International Conference on Financing for Development

Department of Public Information - News and Media Services Division - New York
Monterrey, NL, Mexico
18-22 March 2002

20 March 2002


The European Union had never before had a common position on official development assistance (ODA), and the organization's agreement to define the issue was, therefore, timely, Poul Nielson, European Commissioner for Development and Humanitarian Aid, European Commission, said at an afternoon press conference today.

Noting that there was a link between ODA and foreign direct investment (FDI), he said they did different things, and more money was poured into the latter. However, only 3 per cent of FDI went to sub-Saharan Africa, and that was where ODA became important. Describing development assistance as an organized handshake, he said that giving it in an organized and predictable fashion meant that the recipient countries could count on it.

He also called for money to be made available as a peace dividend in Sri Lanka, the Democratic Republic of the Congo, and other countries emerging from conflict. Pointing out that ODA had never been as thoroughly discussed, organized and coordinated as it was today, he stressed the need for the Conference to set new targets. Hopefully, the remaining days would inspire an effort to define those new goals.

Also present at today's press conference was José Piqué, Foreign Minister of Spain, who reaffirmed, on behalf of the European Union, the organization's commitment to increase ODA from 0.33 per cent to 0.39 per cent. He reiterated its commitment to the agreements reached at Doha, as well as to continue working towards the Johannesburg World Summit on Sustainable Development.

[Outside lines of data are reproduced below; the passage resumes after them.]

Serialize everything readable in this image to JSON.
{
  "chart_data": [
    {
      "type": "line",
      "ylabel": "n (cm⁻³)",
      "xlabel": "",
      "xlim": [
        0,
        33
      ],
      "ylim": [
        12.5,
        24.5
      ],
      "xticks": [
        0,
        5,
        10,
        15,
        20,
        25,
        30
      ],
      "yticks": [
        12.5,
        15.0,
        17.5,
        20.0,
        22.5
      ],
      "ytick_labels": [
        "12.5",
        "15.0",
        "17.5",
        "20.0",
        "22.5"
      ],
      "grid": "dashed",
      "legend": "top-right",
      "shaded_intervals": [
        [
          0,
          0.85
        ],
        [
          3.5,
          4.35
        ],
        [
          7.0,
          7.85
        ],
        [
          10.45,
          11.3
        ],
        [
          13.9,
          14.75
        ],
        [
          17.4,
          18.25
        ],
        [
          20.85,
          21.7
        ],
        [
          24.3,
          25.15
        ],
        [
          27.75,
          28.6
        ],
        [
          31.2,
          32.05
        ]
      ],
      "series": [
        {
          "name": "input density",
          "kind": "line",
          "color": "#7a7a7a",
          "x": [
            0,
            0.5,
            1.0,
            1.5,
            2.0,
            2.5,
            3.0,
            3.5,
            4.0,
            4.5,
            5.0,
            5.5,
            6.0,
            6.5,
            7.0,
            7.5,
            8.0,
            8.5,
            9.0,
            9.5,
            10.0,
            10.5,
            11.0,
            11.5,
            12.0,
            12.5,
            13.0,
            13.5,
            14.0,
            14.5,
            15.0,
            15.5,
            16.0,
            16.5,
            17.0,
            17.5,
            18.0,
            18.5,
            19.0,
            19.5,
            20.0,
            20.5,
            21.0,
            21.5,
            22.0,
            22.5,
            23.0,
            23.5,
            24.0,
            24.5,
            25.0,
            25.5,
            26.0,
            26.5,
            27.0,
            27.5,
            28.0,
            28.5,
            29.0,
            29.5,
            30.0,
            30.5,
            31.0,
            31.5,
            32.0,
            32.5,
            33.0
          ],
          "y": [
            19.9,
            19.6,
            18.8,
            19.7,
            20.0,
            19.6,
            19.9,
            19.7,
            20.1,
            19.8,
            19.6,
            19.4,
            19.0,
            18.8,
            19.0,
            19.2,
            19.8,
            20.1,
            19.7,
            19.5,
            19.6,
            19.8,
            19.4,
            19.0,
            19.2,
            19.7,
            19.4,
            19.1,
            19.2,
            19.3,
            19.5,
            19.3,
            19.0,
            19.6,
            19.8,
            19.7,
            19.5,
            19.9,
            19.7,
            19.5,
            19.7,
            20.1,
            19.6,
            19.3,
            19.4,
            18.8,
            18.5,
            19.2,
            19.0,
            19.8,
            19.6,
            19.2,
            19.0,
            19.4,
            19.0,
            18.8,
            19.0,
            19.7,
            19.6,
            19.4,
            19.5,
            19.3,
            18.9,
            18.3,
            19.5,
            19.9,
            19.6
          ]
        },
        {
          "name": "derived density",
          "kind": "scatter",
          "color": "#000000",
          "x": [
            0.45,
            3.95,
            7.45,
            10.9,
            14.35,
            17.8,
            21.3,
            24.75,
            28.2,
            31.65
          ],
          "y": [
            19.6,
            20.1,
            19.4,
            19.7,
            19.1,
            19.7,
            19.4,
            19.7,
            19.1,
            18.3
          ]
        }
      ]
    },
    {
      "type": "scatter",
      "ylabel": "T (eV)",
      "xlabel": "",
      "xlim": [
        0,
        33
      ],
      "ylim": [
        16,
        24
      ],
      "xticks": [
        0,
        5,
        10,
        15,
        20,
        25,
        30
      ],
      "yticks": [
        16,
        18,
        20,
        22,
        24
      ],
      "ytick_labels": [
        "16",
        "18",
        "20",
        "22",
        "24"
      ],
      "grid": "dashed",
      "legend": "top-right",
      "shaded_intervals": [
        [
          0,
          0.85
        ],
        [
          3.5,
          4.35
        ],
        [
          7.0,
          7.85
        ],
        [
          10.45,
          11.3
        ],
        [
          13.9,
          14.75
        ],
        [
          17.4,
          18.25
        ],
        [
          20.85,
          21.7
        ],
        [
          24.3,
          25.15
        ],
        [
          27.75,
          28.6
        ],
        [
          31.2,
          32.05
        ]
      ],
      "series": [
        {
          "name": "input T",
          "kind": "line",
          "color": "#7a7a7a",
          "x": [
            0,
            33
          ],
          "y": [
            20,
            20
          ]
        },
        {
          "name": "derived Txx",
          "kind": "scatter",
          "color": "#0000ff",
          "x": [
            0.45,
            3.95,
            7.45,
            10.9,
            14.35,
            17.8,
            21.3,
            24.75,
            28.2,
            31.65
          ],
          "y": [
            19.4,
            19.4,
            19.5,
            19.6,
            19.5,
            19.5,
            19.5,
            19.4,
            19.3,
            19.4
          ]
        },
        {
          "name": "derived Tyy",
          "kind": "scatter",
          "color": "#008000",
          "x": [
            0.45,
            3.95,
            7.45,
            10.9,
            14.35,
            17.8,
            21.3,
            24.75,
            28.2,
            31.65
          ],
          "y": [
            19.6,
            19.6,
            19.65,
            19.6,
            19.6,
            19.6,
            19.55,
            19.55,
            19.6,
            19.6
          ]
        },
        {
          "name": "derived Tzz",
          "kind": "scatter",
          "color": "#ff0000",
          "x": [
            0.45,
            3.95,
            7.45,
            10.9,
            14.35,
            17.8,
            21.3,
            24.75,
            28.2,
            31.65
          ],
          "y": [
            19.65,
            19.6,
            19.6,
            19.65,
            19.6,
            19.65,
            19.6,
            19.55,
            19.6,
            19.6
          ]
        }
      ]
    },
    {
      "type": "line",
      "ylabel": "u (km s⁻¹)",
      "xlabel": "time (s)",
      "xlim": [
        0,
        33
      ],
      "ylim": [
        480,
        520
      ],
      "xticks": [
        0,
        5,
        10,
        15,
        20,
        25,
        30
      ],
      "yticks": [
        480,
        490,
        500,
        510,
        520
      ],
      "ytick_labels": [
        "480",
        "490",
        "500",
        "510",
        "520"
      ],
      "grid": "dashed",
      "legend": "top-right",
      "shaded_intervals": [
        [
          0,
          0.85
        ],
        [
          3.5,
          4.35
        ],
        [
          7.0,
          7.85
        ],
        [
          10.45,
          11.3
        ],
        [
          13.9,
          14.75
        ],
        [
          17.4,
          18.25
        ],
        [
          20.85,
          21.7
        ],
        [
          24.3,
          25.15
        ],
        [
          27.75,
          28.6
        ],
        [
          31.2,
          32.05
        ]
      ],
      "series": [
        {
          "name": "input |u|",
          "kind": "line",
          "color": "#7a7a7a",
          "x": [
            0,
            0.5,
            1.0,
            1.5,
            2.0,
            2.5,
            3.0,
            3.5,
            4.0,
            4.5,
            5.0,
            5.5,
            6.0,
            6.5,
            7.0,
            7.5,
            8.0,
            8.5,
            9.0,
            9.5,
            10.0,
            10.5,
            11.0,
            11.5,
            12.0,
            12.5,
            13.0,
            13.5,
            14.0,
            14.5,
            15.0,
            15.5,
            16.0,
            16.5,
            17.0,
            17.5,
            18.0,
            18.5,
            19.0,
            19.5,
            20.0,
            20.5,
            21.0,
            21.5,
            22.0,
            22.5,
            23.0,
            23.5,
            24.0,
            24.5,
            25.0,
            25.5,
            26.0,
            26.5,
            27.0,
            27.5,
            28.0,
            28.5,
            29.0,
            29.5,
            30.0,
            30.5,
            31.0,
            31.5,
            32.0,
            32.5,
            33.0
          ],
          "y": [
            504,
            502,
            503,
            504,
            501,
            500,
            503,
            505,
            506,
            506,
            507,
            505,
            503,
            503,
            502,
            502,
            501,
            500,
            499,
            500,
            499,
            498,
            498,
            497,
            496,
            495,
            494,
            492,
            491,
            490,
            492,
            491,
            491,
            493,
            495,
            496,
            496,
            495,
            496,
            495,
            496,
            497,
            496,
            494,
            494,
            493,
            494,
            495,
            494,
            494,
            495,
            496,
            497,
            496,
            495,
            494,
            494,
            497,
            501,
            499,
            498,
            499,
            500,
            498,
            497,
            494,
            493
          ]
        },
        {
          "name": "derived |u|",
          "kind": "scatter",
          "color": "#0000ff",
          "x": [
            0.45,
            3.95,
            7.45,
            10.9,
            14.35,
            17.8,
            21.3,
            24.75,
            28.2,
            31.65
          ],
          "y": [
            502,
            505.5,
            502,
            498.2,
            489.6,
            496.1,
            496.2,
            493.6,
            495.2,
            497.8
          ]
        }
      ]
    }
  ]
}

Responding to a correspondent who asked what the European Union, on one hand, and Spain, on the other, thought about progress in coordinating development assistance, Mr. Piqué said the policies of the different European countries should complement each other and generate synergy to become more than the sum of their parts. The European Union had made more of an effort in providing ODA, in absolute, as well as relative, terms, and was ready to continue doing so.

Asked why there was such a large gap between big contributors like the Netherlands or Sweden, and others like Germany, which gave only 0.06 per cent,
Mr. Nielson said tradition was part of the answer. It took time for a country to reach the higher levels. The gap also reflected the slow impregnation of a country's culture over many years. Official development assistance had only been discussed multilaterally in the Organization for Economic Cooperation and Development (OECD) and at the United Nations. It was the first time European Union member States had reached a common position.

Mr. Piqué told another journalist that it would be a mistake to see the European Union's vision as being opposed to that of the United States. The two were coherent and complementary.